The demands included $3.4bn in aid, easing visa restrictions, opening new chapters in Turkey's long-stalled accession negotiations for EU membership, being included on the list of "safe countries" for asylum and to have more Turkey-EU summits, an EU source said.
No deal without visas
Turkish Prime Minister Ahmet Davutoglu stressed he wanted swifter moves towards visa-free travel to Europe in exchange for Ankara keeping more refugees on its soil.
"We will not sign a re-admission deal before we obtain progress on the question of Schengen visas (to the EU's passport-free area) and an easing of conditions for visas for Turkish citizens," Davutoglu told Turkish TGRT television in an interview.
But European leaders want proof that Turkey will live up to its pledges, while the three-billion-euro price tag rang alarm bells.
As part of any deal, Europe would expect Turkey to crack down on people-smugglers helping migrants make the journey to Greece, to boost coastguard patrols and to host processing camps on its soil, according to a copy of the plan obtained by AFP.
"We need guarantees that Turkey's response to our offer will be as concrete and as substantive as ours," European Council President Donald Tusk said, adding that Europe faced the possibility of a bigger wave of refugees.

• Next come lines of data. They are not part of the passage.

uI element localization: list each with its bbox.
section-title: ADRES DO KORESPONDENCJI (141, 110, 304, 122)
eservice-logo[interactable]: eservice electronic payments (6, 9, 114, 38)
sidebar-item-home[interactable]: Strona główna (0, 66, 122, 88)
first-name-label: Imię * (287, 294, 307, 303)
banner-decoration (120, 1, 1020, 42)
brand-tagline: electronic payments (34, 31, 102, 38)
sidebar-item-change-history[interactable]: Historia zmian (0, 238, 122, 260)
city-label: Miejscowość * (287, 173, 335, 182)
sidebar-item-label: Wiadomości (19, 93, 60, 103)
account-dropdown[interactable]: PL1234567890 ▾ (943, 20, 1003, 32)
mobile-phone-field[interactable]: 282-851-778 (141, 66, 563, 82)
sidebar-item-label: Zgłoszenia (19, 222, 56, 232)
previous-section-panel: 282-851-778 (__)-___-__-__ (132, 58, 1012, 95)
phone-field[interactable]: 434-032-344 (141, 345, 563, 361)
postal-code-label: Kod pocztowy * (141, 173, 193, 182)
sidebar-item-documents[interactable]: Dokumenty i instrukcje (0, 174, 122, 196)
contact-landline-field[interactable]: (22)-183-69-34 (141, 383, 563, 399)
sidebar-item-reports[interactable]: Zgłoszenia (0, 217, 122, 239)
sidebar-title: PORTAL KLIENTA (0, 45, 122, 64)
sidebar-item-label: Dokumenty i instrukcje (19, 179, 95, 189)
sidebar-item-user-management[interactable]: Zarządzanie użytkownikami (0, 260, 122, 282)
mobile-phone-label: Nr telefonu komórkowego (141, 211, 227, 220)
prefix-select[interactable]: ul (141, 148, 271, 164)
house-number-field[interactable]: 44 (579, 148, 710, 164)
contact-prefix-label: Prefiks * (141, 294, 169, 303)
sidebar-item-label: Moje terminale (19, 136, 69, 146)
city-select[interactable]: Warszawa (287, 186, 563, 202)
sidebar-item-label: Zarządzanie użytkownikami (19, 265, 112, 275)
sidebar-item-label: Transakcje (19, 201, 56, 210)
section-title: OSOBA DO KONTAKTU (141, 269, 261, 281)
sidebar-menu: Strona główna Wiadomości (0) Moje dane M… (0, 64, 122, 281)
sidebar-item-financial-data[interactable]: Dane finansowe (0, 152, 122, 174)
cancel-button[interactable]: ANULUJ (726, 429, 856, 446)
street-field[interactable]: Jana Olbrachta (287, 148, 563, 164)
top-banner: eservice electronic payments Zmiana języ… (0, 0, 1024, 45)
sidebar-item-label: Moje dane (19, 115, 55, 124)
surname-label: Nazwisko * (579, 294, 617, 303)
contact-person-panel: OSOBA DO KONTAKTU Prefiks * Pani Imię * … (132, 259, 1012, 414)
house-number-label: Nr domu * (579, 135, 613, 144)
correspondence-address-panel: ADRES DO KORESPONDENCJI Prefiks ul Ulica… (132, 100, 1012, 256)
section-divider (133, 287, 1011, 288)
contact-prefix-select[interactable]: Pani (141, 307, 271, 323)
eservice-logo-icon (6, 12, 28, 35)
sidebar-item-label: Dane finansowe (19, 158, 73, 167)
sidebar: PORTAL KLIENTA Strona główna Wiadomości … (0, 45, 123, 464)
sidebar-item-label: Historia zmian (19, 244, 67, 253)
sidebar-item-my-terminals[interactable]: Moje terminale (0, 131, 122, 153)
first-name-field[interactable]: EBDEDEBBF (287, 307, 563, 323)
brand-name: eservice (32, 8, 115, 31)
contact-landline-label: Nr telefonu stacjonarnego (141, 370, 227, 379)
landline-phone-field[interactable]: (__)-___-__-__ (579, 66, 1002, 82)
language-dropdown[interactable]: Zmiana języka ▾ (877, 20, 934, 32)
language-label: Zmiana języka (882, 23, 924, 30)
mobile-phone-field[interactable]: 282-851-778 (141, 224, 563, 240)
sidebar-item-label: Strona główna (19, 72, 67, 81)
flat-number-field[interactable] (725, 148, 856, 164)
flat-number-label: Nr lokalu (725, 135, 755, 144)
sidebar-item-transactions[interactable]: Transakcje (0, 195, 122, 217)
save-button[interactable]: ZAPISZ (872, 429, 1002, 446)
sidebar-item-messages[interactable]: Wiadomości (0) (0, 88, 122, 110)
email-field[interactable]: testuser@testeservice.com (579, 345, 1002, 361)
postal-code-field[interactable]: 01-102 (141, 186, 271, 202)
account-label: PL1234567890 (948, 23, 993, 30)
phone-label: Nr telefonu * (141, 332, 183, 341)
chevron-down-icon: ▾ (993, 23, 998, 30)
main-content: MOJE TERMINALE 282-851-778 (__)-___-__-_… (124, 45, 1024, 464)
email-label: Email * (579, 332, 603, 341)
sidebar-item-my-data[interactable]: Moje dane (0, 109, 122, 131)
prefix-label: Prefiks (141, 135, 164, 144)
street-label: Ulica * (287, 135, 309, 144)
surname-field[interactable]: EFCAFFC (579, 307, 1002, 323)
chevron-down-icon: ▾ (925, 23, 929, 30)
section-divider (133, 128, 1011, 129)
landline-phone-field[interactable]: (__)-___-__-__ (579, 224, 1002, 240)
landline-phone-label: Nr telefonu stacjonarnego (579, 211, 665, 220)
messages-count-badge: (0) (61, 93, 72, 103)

French President Francois Hollande said there had to be "clear rules" on what Turkey could expect, playing down Ankara's demands for the easing of visa rules.
"There must not be an understanding that just because we want Turkey to help us by keeping refugees in its country, that there will be unconditional visa liberalisation," Hollande said as he arrived for the summit.
Europe divided again
The 28-nation European Union has been left more divided than ever by the migration crisis, especially given fears the Schengen zone could collapse as countries try to curb the huge numbers of migrants criss-crossing the continent.
Hungarian Prime Minister Viktor Orban, who has already faced criticism for his hardline stance toward migrants, announced on Thursday it had completed construction of a fence along its southern border with Croatia to stem the massive daily influx.
Croatia said more than 4,800 people had entered on Wednesday, bringing the overall number of arrivals in the EU member state to nearly 175,000.
Fresh rifts emerged, meanwhile, at the Brussels summit over plans for a controversial long-term system to redistribute asylum seekers around the bloc to take the strain off front line states like Greece and Italy.
A move by Germany and Sweden to mention the plan in Thursday's summit communique angered Eastern European states, which were overruled last month on a short-term scheme to relocate 160,000 refugees.
Plans for a European border guard system also caused divisions, with Merkel calling for "clear signals" that European countries would provide personnel to boost border forces, as well as stumping up more money.
Leaders will also discuss a possible safe zone Turkey wants to establish on its border with war-torn Syria, despite widespread scepticism in the EU, and are set to condemn Russia's military intervention in Syria.